Hazırlanan rapor televizyon izleme ile obezite arasında güçlü bir bağlantı olabileceğini düşündürmektedir. Son veriler, bu bağlantıda çocukların egzersiz yapmak yerine televizyon seyretmeyi tercih etmelerinden daha çok izlenilenlerin ticari içeriğinin önemli rol oynadığını göstermektedir. Ürünlerin çoğunluğu yüksek yağ, şeker ya da tuzlu özelliklidir. Tanıtımı yapılan gıdaların önde gelen katagorileri alkolsüz içecekler, şekerli kahvaltılık tahıllar, şekerlemeler, atıştırmalık çerezler, hazır yemek ve fast food ürünlerdir.

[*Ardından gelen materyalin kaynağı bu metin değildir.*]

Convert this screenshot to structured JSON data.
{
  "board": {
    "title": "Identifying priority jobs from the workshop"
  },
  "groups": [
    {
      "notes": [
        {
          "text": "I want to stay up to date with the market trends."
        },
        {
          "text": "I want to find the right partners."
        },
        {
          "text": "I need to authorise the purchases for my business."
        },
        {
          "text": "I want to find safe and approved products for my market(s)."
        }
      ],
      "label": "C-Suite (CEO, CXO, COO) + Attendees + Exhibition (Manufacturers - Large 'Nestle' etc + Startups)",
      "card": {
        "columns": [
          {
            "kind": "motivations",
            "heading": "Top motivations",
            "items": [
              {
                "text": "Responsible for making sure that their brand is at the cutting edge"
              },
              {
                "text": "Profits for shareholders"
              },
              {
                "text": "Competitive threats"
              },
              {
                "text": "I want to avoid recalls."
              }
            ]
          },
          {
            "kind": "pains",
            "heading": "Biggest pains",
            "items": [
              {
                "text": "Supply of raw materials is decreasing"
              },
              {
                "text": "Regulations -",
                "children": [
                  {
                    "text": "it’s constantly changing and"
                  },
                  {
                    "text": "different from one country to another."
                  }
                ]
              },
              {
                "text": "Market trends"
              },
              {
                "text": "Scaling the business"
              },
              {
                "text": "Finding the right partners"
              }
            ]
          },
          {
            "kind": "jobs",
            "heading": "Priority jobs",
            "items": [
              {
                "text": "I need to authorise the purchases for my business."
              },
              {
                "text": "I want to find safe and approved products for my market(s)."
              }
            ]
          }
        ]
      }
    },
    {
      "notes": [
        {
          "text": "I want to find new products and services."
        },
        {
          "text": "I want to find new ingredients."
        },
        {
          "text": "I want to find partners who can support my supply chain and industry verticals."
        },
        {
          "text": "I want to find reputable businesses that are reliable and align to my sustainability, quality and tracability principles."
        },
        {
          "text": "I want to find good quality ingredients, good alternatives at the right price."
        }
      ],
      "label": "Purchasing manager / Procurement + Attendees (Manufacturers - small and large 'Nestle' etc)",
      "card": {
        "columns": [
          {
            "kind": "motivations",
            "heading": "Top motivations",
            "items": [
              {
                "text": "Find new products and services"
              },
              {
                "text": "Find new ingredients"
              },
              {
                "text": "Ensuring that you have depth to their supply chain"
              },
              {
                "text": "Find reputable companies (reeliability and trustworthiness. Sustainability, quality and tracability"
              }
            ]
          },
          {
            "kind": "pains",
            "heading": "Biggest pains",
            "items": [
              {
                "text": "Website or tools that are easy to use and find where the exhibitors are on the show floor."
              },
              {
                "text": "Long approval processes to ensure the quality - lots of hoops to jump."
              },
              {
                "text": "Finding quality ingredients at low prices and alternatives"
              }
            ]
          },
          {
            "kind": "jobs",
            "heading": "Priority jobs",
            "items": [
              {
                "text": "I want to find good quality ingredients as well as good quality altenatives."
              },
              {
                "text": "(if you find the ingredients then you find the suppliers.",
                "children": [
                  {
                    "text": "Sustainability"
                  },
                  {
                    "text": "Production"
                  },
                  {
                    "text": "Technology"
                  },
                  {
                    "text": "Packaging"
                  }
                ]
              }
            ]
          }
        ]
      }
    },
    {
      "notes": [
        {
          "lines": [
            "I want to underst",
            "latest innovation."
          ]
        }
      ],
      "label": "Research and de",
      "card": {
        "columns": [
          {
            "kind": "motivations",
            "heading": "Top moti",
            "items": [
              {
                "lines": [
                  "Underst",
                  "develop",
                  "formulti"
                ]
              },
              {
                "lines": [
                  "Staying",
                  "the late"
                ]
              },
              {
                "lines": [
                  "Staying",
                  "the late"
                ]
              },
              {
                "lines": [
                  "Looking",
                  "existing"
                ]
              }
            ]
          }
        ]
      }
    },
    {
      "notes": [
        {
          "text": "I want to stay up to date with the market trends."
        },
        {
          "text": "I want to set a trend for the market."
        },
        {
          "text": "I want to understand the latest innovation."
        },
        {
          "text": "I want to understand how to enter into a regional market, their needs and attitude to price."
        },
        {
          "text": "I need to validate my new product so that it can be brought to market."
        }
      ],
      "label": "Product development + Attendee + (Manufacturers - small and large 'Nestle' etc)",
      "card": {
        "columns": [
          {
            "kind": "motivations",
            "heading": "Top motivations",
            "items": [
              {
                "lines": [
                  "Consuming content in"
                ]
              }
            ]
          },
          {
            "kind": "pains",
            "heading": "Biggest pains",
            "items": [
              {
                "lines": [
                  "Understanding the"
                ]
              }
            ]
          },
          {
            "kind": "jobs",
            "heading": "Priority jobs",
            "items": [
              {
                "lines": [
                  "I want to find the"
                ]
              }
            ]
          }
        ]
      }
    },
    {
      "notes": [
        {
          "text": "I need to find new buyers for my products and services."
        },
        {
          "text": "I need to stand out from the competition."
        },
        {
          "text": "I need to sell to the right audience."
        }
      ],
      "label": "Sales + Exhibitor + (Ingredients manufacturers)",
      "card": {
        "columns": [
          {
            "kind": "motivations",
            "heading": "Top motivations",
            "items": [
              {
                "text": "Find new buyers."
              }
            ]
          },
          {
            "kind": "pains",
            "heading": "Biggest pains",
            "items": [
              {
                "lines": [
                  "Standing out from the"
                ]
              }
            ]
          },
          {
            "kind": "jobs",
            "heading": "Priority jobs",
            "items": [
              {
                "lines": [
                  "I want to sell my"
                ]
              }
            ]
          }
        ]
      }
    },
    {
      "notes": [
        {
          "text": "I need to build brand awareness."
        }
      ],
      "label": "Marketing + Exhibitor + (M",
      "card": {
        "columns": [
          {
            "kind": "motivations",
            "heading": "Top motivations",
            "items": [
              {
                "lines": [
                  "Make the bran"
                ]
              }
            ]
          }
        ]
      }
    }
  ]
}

Marka bilinirliği erken çocukluk döneminde başlamaktadır. Dört yaşına kadar bir çok marka tanıyan çocuğun sağlıksız beslenme ve fazla kilolu olma olasılığı daha yüksektir. Bir araştırmada, fazla kilolu çocukların özellikle markalı gıda paketlerini daha fazla tükettikleri gösterilmiştir.

Avrupa Bölgesinde 53 üye ülkenin hepsi yüksek yağ, şeker ve tuzlu gıdaların çocuklara pazarlanmasına yönelik kısıtlamalar ile ilgili kararları imzalamıştır. Çoğunluğunun özellikle yağ, tuz ve şekerli ürünlerin tanıtımına yönelik bir düzenlemesi bulunmamakla beraber genel reklamlarla ilgili düzenlemeleri mevcuttur.

Çocuklara yönelik yiyecek ve içecek pazarlamaları ile ilgili yönetmelik, kanun ya da ortak düzenlemelerin tam uygulamaları; Danimarka, Fransa, Norveç, Slovenya, İspanya ve İsveç olmak üzere yalnızca 6 ülkede rapor edilmiştir.

Raporda yüksek yağ, şeker ve tuz içeren gıdaların pazarlanmasının bölge genelindeki çocuklar üzerinde olumsuz etkileri olduğu açıkça gösterilmiştir. Dünya Sağlık Örgütü şu anda üye ülkelerinden gelecek nesilleri korumak için ulusal düzeyde politik düzenlemeler yapmalarını beklemektedir.